For a glimpse at how fast demand for commodities has rebounded in the wake of the coronavirus, look no further than the market for shipping them.
Monday marked the 10th consecutive increase for the Baltic Dry Index, a benchmark measure of commodity hauling costs that has surged to an 11-year high.
Demand for cargoes of raw materials like coal and iron ore has jumped this year, outpacing an expansion of the fleet as economies recover from the ravages of the pandemic. Exacerbating tight vessel supply, Covid-related disruptions have cut how many ships are available, tilting the market further in favor of owners.
The Baltic Dry hit 4,147 points on Monday, the highest since May 2010. Rates for Capesize carriers jumped 2% to $50,708, the strongest market since at least 2014, according to the Baltic Exchange. Forward contracts are pointing to continued bullish expectations.
Seaborne trade in iron ore trade is forecast to climb 4% to 1.56 billion tons this year, the largest annual jump since 2017, according to data from Clarkson Research Services Ltd., a unit of the world’s largest shipbroker.
Wider dry bulk trade is expected to rise 4.2% year-on-year in 2021 and by 1.7% in 2022. Fleet growth is likely to lag behind the increase in cargoes, with capacity expanding by 3.3% this year, and 1.4% growth next, the Clarkson data show.
“Things are looking very rosy for the dry bulk space,” said Joergen Lian, equity analyst at DNB Bank ASA. “This has been a recovery in the making since last summer and has accelerated during this year due to the post-Covid global trade recovery.”
Strong Commodities
As long as a strong commodity market backdrop remains, rates are likely to stay firm, according to Eirik Haavaldsen, a shipping analyst at Pareto Securities AS in Oslo. The trend will continue during the rest of 2021 as coal imports surge while winter approaches in the Northern Hemisphere, he said.

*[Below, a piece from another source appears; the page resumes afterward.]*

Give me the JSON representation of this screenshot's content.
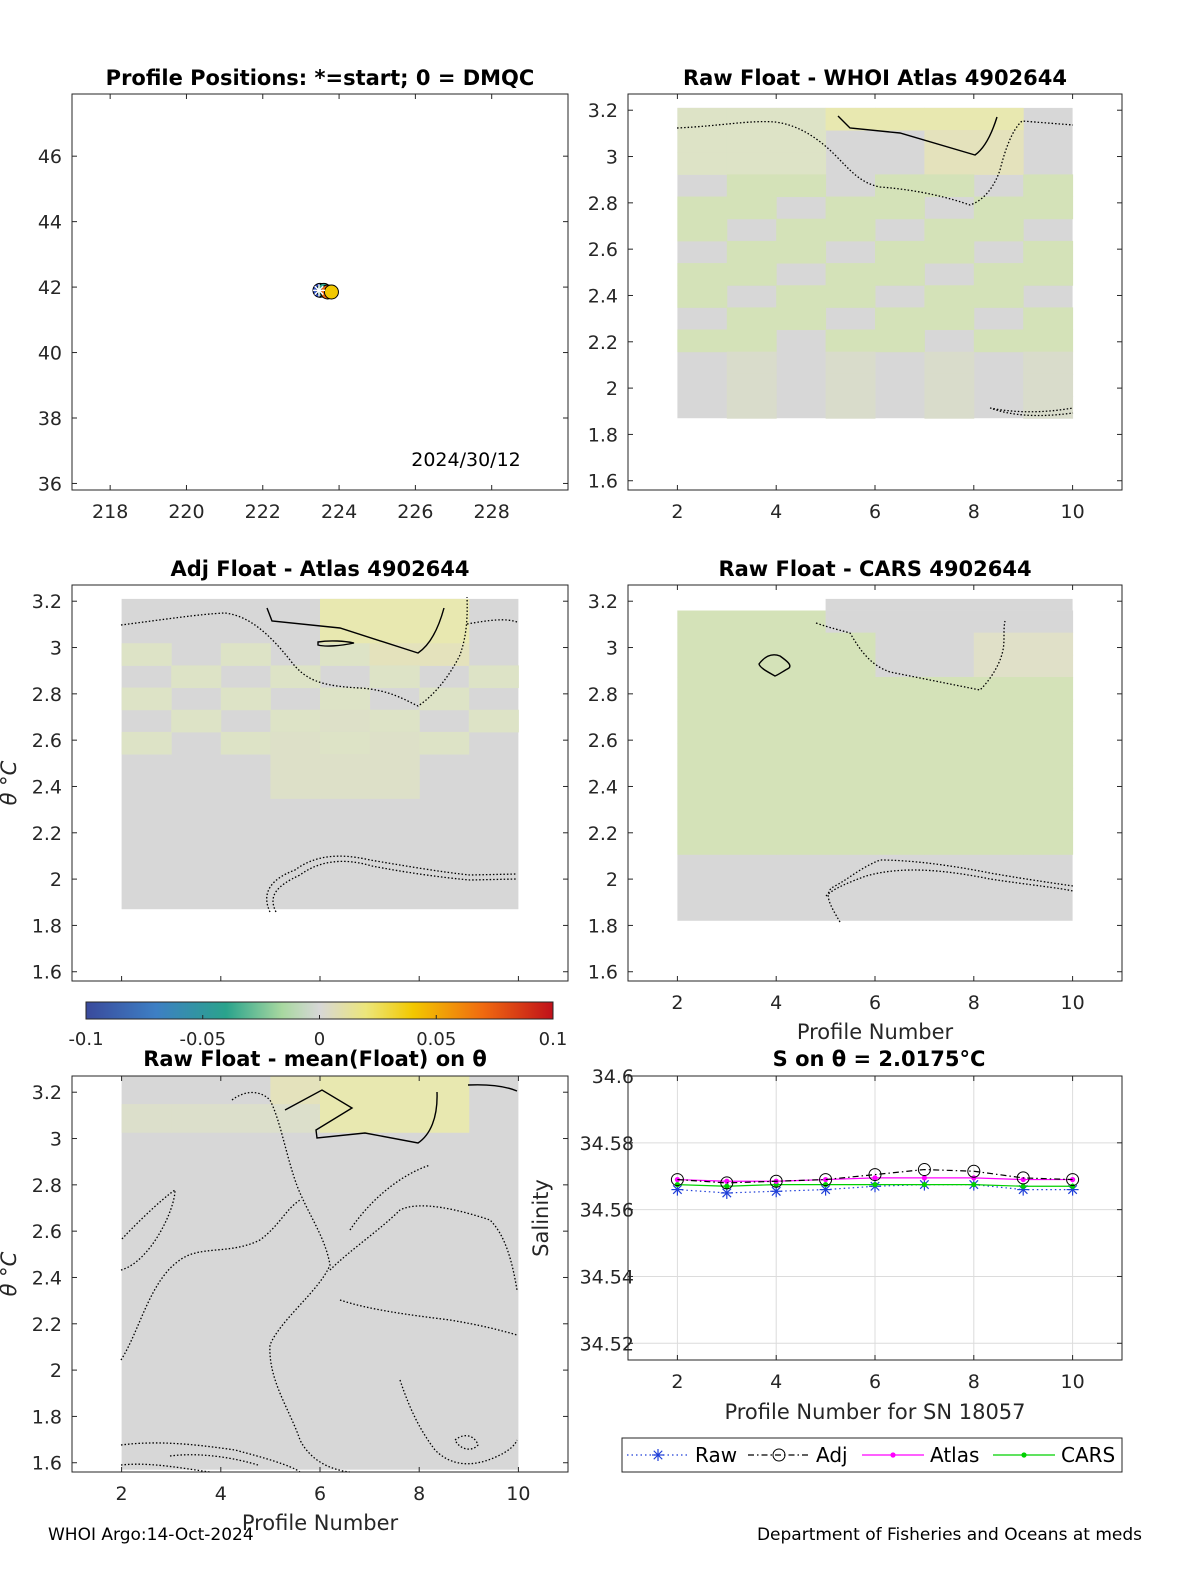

The need for raw materials is surging and the peak has yet to be reached, according to Khalid Hashim, managing director of Precious Shipping Pcl. Rates will continue to soar as China’s port congestion reduces the effective supply of vessels, he said in an interview with Bloomberg TV.
China’s hands-on approach to the Covid resurgence has delayed ships due to strict protocols at most ports in the country. Vessels arriving from suspected high-risk areas are being held up, which is shrinking the market’s supply and pushing up rates, Hashim said.
Crews are being tested on board when they arrive at Chinese ports, which can take up to two days. Ships must then wait until a terminal is available, a process slowed down by a Covid-driven reduction in port staff. Smaller vessels are winning cargoes that would otherwise go on container ships that have been hit hardest by the disruption, Hashim added.
“Demand is off the charts,” Hashim said. “So long as China’s GDP growth rate continues to grow, the demand for raw materials will keep expanding.”